I want to enter a very long list of urls and search for specific strings within the source code, outputting a list of urls that contain the string. Sounds simple enough right? I have come up with the bellow code, the input being a html form. You can try it at pelican-cement.com/findfrog.
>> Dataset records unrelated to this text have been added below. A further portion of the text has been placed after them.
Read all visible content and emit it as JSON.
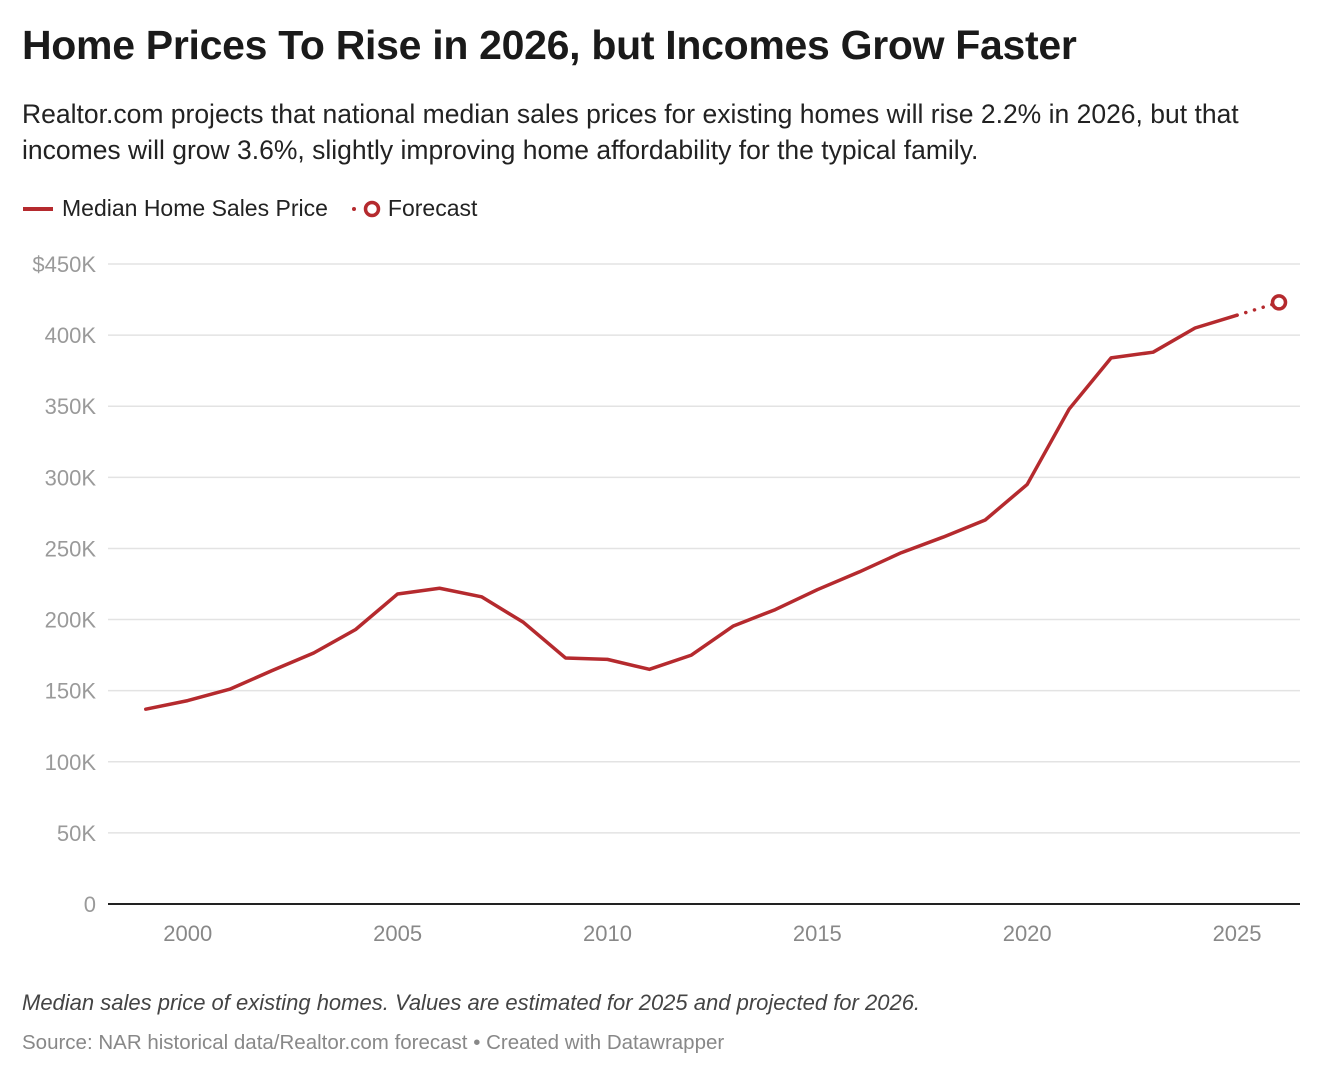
{
  "title": "Home Prices To Rise in 2026, but Incomes Grow Faster",
  "subtitle": "Realtor.com projects that national median sales prices for existing homes will rise 2.2% in 2026, but that incomes will grow 3.6%, slightly improving home affordability for the typical family.",
  "notes": "Median sales price of existing homes. Values are estimated for 2025 and projected for 2026.",
  "source": "Source: NAR historical data/Realtor.com forecast • Created with Datawrapper",
  "colors": {
    "line": "#b52a2e",
    "grid": "#e3e3e3",
    "axis_text": "#9a9a9a"
  },
  "chart_data": {
    "type": "line",
    "legend": [
      "Median Home Sales Price",
      "Forecast"
    ],
    "legend_placement": "top-left",
    "x": [
      1999,
      2000,
      2001,
      2002,
      2003,
      2004,
      2005,
      2006,
      2007,
      2008,
      2009,
      2010,
      2011,
      2012,
      2013,
      2014,
      2015,
      2016,
      2017,
      2018,
      2019,
      2020,
      2021,
      2022,
      2023,
      2024,
      2025
    ],
    "series": [
      {
        "name": "Median Home Sales Price",
        "values": [
          137,
          143,
          151,
          164,
          176.5,
          193,
          218,
          222,
          216,
          198,
          173,
          172,
          165,
          175,
          195.5,
          207,
          221,
          233.5,
          247,
          258,
          270,
          295,
          348,
          384,
          388,
          405,
          414
        ]
      },
      {
        "name": "Forecast",
        "x": [
          2025,
          2026
        ],
        "values": [
          414,
          423
        ]
      }
    ],
    "units": "thousands of USD",
    "xlim": [
      1998.1,
      2026.5
    ],
    "ylim": [
      0,
      450
    ],
    "y_ticks": [
      0,
      50,
      100,
      150,
      200,
      250,
      300,
      350,
      400,
      450
    ],
    "y_tick_labels": [
      "0",
      "50K",
      "100K",
      "150K",
      "200K",
      "250K",
      "300K",
      "350K",
      "400K",
      "$450K"
    ],
    "x_ticks": [
      2000,
      2005,
      2010,
      2015,
      2020,
      2025
    ],
    "x_tick_labels": [
      "2000",
      "2005",
      "2010",
      "2015",
      "2020",
      "2025"
    ],
    "grid": "horizontal"
  }
}
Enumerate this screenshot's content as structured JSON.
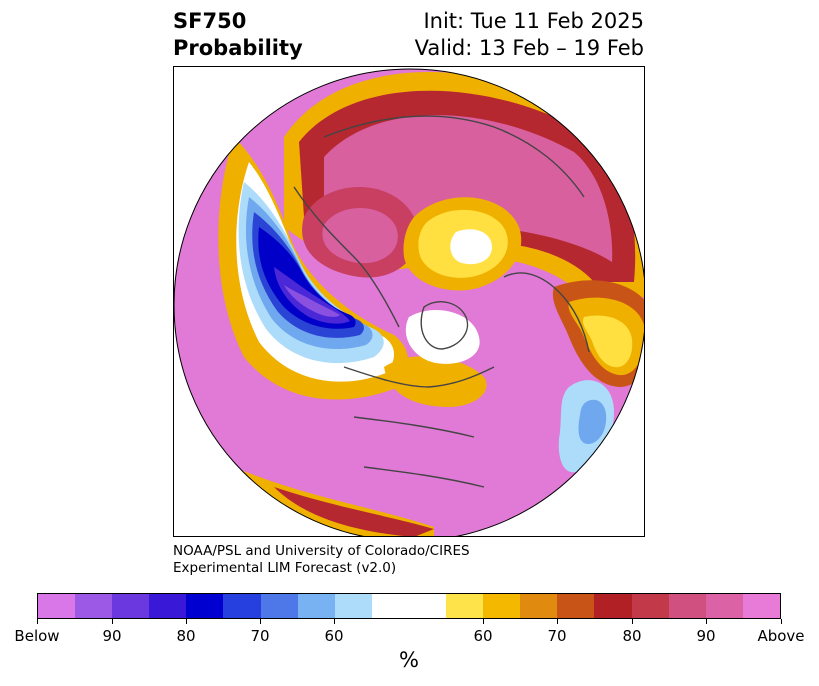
{
  "title": {
    "variable": "SF750",
    "subtitle": "Probability",
    "init": "Init: Tue 11 Feb 2025",
    "valid": "Valid: 13 Feb – 19 Feb"
  },
  "credit": {
    "line1": "NOAA/PSL and University of Colorado/CIRES",
    "line2": "Experimental LIM Forecast (v2.0)"
  },
  "colorbar": {
    "unit": "%",
    "colors": [
      "#d977e9",
      "#9b59e6",
      "#6b38e0",
      "#3a18d8",
      "#0000d0",
      "#2540de",
      "#4e78e8",
      "#78b2f2",
      "#addcfa",
      "#ffffff",
      "#ffe34a",
      "#f5b800",
      "#e08a10",
      "#c95418",
      "#b02024",
      "#c23a4a",
      "#d05080",
      "#dc62a6",
      "#e87ad8"
    ],
    "ticks": [
      "Below",
      "90",
      "80",
      "70",
      "60",
      "60",
      "70",
      "80",
      "90",
      "Above"
    ]
  },
  "map": {
    "projection": "north-polar-stereographic",
    "palette": {
      "magenta": "#e07ad6",
      "pink": "#d8609f",
      "rose": "#c83f62",
      "red": "#b62830",
      "orange": "#c95418",
      "amber": "#f0b000",
      "yellow": "#ffe040",
      "sky": "#addcfa",
      "lightblue": "#6fa8ee",
      "blue": "#2a44d6",
      "navy": "#0000c8",
      "indigo": "#4a28d8",
      "violet": "#8a50e0",
      "white": "#ffffff",
      "coast": "#444444"
    }
  }
}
It seems to work half the time, but is thrown off by multiple urls/urls in different orders. Searching for 'adsense' it correctly ids politics1.com out of
cnn.com
politics1.com
however, if reversed the output is blank. How can I get reliable, consistent results? preferably something I could input thousands of urls into?
<html>
<body>
<?
set_time_limit (0);
$urls=explode("\n", $_POST['url']);
$allurls=count($urls);
for ( $counter = 0; $counter <= $allurls; $counter++) {
$ch = curl_init();
curl_setopt($ch, CURLOPT_URL,$urls[$counter]);
curl_setopt($ch, CURLOPT_FOLLOWLOCATION, 1);
curl_setopt($ch, CURLOPT_RETURNTRANSFER, 1);
curl_setopt($ch, CURLOPT_CUSTOMREQUEST,'GET');
curl_setopt ($ch, CURLOPT_HEADER, 1);
curl_exec ($ch);
$curl_scraped_page=curl_exec($ch);
$haystack=strtolower($curl_scraped_page);
$needle=$_POST['proxy'];
if (strlen(strstr($haystack,$needle))>0) {
echo $urls[$counter];
echo "<br/>";
curl_close($ch);
}
}
//$FileNameSQL = "/googleresearch" . abs(rand(0,1000000000000000)) . ".csv";
//$query = "SELECT * FROM happyturtle INTO OUTFILE '$FileNameSQL' FIELDS TERMINATED BY ','";
//$result = mysql_query($query) or die(mysql_error());
//exit;
echo '$FileNameSQL';
?>
</body>
</html>
Reorganized your code a bit. The main culprit was whitespace. You need to trim your URL string before using it (i.e. trim($url);
).
Other changes:
The code below can be run on my quick mockup.
<html>
<body>
<form action="search.php" method="post">
URLs: <br/>
<textarea rows="20" cols="50" input type="text" name="url" /></textarea><br/>
Search Term: <br/>
<textarea rows="20" cols="50" input type="text" name="proxy" /></textarea><br/>
<input type="submit" />
</form>
<?
if(isset($_POST['url'])) {
set_time_limit (0);
$urls = explode("\n", $_POST['url']);
$term = $_POST['proxy'];
$options = array( CURLOPT_FOLLOWLOCATION => 1,
CURLOPT_RETURNTRANSFER => 1,
CURLOPT_CUSTOMREQUEST => 'GET',
CURLOPT_HEADER => 1,
);
$ch = curl_init();
curl_setopt_array($ch, $options);
foreach ($urls as $url) {
curl_setopt($ch, CURLOPT_URL, trim($url));
$html = curl_exec($ch);
if ($html !== FALSE && stristr($html, $term) !== FALSE) { // Found!
echo $url;
}
}
curl_close($ch);
}
?>
</body>
</html>